If you’re driving and you are confronted with the possibility of driving through flooded roads, your first option should be to avoid it if you can. However, if you’re stuck with no other route except driving through a flooded road, then you should proceed with great caution. Here are some tips that can help you drive through without wrecking your car.
Stick to the Centre
What part of the road would you consider the safest during flood conditions? Don’t be tempted to follow lanes. Rather, stick to the centre of the road. Flooded roads tend to be shallow in the central point of the road.
Watch Other Cars Drive Through
Never rush your car into a flooded road. Before you go in, hold on for a minute or two and watch other cars drive through the flooded road. As you do this, also keep an eye on the type of cars driving through the road. This strategy will help you achieve two things. First, it will help you find out if your car will not break down in the middle of the flooded road. The second thing you will achieve with this is that it helps you spot the safest spots of the flooded road before you head into the road.
Take Turns With Other Drivers
It is safer for you to create a single lane behind the driver in front of you. There’s no point rushing and splashing water on other cars. By doing this, the car in front of you will help you move water out of the way to create better traction for your vehicle.
Always remember that driving through a flooded road is already a stressful thing to do. You don’t want to make it worse by riling other drivers by trying to speed past them
Keep an Eye on the Water Level and Vehicle Tyres
Did you you know that your car has a high tendency to lose control badly with only 15cm (a little over a one-half inch) of water; especially when you are driving at a high speed.
The secret formula here is that you should do everything you can to avoid driving through any flooded road that has water rising above the centre of your wheels. This also includes puddles.
Driving through a flooded road is by default, a complicated experience, especially if you are not driving a car built for the rainy season. You don’t want to make things worse by trying to drive at a high speed.
Experts suggest that if you have to drive through flooded roads, enter at 2-4km/hr and then drive at 5-7km/hr to avoid flooding your engine.
Drive Using Low Gear
One thing you can do to protect your car while driving through flooded roads is to drive in low gear. If you’re driving an automatic vehicle, you should strive to keep the speed low enough to stay within the first or second gear. Keep your foot on the gas and then, use the brake to regulate the speed of the vehicle.
Get Your Brakes Dry
The moment your car is out of the flooded road, you shouldn’t spin out. Rather, you should try to get your brakes dry by braking lightly while driving very slowly.
Stay Away From Flooded Roads With Moving Water
The only thing worse than driving through flooded roads is driving through flooded roads with moving water. The moment you notice that a flooded road has moving water, you’re better off looking for an alternative route or parking your car and seeking an alternative means of getting to your destination.
The only exception to this is if you are driving a vehicle that is designed to drive through flooded roads.

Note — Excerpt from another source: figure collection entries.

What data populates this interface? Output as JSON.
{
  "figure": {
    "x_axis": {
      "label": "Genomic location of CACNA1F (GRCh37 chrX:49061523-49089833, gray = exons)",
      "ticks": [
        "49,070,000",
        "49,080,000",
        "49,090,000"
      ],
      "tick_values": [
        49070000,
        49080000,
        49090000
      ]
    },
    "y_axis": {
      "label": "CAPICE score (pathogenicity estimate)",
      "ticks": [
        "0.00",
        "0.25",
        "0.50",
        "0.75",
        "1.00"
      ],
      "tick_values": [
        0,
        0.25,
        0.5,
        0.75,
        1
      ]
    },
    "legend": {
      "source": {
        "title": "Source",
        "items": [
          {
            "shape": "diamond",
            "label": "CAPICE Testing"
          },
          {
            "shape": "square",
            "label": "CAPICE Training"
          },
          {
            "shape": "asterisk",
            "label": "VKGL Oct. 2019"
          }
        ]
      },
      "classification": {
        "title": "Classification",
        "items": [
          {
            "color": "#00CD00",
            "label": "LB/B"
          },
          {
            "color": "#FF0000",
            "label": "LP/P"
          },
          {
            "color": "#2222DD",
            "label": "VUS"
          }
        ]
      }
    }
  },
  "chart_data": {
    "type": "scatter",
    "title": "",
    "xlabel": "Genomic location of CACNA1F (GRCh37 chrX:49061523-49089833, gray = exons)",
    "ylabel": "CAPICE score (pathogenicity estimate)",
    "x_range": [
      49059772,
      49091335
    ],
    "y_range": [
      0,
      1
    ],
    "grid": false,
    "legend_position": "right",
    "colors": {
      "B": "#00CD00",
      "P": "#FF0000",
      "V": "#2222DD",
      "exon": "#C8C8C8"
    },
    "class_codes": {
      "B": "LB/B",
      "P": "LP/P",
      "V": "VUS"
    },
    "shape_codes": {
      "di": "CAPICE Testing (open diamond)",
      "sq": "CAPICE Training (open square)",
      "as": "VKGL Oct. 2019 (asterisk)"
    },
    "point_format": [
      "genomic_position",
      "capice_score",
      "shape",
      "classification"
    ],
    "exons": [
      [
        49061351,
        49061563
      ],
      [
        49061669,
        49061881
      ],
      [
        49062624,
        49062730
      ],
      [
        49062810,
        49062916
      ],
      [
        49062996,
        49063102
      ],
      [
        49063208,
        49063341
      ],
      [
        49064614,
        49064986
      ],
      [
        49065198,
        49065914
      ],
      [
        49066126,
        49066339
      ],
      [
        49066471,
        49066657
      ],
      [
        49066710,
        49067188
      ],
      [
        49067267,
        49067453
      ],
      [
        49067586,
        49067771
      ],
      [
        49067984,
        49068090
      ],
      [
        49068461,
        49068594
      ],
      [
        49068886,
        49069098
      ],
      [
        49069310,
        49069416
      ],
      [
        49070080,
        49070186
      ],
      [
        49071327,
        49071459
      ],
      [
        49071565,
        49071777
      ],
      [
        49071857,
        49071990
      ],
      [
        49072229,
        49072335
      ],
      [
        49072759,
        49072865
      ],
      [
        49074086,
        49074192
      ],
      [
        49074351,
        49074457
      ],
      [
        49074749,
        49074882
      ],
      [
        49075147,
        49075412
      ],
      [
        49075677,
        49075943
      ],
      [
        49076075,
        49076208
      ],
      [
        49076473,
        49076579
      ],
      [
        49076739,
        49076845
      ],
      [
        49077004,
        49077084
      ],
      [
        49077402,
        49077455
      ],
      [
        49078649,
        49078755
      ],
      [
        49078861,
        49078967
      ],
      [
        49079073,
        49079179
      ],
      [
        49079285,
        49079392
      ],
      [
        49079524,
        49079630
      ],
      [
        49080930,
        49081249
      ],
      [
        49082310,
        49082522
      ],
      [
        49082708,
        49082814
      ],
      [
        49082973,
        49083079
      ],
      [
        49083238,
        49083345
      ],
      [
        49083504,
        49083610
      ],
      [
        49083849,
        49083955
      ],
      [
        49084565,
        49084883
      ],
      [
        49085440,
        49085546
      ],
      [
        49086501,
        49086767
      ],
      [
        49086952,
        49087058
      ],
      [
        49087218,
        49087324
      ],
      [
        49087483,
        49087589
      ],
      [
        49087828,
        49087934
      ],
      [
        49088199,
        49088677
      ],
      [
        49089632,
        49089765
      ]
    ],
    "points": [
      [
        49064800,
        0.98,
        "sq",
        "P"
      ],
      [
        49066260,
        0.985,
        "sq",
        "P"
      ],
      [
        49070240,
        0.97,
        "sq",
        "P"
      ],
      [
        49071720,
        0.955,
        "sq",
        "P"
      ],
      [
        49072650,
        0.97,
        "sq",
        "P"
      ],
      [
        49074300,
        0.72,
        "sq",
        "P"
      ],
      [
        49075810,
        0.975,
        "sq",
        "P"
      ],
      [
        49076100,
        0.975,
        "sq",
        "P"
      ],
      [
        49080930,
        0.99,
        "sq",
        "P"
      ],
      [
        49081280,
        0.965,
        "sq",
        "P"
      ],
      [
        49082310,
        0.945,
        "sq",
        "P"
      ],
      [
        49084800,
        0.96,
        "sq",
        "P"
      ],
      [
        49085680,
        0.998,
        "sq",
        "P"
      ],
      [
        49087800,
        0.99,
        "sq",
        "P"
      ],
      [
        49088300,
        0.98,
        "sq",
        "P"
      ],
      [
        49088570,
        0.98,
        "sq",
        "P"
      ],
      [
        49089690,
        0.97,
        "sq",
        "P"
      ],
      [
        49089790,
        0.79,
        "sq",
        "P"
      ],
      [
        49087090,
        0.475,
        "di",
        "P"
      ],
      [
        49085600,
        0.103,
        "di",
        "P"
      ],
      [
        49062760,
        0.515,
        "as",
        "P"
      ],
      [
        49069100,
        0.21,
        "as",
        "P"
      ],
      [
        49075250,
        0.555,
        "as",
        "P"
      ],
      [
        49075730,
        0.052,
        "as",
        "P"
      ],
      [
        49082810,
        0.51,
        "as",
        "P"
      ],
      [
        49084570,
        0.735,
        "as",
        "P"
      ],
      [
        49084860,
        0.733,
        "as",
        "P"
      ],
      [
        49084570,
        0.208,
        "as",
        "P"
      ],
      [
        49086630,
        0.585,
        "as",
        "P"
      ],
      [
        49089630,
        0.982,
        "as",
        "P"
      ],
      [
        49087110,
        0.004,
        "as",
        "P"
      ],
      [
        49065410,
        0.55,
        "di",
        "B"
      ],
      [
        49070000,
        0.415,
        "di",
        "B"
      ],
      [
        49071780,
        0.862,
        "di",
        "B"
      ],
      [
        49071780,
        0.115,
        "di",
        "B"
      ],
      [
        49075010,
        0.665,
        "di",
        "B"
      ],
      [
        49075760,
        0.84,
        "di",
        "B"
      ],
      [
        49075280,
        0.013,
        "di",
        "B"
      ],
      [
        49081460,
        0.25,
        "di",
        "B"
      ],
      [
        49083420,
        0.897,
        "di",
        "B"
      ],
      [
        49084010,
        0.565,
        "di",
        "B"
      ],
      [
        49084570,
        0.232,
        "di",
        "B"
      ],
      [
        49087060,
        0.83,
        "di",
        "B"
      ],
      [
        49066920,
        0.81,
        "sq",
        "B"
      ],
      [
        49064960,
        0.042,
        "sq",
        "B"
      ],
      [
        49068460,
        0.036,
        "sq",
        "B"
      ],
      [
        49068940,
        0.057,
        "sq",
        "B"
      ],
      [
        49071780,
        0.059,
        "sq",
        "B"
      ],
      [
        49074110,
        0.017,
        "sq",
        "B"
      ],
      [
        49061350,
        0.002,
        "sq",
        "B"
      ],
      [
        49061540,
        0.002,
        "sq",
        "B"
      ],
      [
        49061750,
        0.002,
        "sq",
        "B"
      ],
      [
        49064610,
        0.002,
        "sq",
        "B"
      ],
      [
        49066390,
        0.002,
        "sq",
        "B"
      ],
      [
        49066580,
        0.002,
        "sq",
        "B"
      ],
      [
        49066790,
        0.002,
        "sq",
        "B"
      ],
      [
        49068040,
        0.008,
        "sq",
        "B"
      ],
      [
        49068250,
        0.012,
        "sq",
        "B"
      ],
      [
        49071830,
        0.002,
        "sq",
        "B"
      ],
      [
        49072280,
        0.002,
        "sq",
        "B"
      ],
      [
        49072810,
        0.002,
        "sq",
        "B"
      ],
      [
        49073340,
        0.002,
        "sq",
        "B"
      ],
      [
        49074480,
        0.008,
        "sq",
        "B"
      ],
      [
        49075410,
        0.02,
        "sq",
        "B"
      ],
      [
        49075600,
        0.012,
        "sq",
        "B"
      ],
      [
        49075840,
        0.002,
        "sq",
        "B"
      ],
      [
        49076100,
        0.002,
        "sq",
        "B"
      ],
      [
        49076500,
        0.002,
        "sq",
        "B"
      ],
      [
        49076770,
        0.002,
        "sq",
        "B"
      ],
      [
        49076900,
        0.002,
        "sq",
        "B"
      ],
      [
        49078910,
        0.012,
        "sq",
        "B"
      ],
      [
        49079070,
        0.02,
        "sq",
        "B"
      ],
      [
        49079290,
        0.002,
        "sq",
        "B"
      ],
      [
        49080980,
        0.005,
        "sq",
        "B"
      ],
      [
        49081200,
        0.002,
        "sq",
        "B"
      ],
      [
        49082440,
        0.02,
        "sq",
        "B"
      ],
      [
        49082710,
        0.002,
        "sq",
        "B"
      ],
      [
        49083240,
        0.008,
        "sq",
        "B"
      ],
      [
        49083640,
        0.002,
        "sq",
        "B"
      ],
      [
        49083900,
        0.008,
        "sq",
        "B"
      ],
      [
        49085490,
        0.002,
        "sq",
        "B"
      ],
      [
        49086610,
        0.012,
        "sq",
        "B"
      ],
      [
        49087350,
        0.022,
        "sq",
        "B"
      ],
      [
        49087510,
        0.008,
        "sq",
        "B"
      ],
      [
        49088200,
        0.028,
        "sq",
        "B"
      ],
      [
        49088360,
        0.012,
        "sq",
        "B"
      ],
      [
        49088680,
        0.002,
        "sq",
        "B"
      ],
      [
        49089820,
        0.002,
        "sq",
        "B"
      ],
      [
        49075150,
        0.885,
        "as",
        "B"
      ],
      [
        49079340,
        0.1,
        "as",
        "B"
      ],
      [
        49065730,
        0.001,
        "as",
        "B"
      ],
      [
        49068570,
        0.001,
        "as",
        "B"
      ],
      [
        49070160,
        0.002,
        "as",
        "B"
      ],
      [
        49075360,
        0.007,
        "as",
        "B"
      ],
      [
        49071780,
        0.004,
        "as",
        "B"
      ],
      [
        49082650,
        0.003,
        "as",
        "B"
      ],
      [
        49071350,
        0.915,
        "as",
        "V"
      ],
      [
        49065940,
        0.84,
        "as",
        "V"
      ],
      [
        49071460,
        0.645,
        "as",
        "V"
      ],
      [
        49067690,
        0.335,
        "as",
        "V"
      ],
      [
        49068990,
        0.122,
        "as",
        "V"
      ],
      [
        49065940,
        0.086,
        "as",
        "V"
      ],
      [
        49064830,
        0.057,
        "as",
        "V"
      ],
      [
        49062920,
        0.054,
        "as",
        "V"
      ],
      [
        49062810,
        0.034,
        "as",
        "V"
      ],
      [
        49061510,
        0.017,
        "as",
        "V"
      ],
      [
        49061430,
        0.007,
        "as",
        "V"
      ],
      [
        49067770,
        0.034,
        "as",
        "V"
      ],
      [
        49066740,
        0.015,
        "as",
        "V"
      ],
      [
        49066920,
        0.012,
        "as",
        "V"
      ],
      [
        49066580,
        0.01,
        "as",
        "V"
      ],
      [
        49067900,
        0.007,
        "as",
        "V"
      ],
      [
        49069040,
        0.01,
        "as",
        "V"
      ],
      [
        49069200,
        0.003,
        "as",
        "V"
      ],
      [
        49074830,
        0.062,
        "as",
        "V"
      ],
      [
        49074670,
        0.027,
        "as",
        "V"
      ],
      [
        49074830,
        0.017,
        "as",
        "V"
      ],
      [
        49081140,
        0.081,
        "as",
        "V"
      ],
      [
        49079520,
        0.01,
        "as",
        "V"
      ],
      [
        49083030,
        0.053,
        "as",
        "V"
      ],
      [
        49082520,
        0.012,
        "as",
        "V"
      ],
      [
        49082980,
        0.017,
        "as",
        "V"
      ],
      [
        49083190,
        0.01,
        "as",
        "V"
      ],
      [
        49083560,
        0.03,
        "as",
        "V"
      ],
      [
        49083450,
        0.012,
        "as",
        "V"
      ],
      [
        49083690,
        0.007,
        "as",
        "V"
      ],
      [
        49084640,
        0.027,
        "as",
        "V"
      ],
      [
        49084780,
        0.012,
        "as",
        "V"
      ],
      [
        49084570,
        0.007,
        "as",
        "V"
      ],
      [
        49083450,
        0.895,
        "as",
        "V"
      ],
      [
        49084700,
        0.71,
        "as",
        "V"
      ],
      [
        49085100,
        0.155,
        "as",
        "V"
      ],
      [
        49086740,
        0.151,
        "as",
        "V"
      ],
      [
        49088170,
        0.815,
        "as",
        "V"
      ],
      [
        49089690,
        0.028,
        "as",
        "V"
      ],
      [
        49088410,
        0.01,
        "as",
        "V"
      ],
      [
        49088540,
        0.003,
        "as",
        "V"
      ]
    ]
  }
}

Such cars have a high wading height/depth/capacity.
The ‘Wading Height’ or ‘Wading Depth’ is the limit of how the car can safely run through a flood. It is set by the manufacturer of the vehicle in centimetres and is determined by a number of crucial factors.
Factors that impact a vehicle’s Wading Depth include the location of sensitive electronics, the air intake, and other vulnerable areas.
Don’t Try to Restart You Engine If Your Car Floods
If your car gets flooded, you should never try to restart the engine. This could cause severe damage to your engine. The moment such a damage sets in, you might find yourself in a situation where you have to strip your strip the engine.
If your car floods, Before the engine gets restarted, the plugs and injectors need to be removed. At this point, you’re better off exiting the vehicle and heading towards higher grounds. Remember that the vehicle should not be driven even if the water recedes.
Final Thoughts on Driving Through Flooded Roads
If you reside or work in a neighbourhood that’s prone to flooding during the rainy season, we have two suggestions that could help you. The first suggestion is to create several evacuation/alternative routes that can help you avoid flooded roads, especially those with moving water.
The second thing you can do is to buy a car that has a high wading depth. These are cars that are built to get you through flooded roads without a fuss.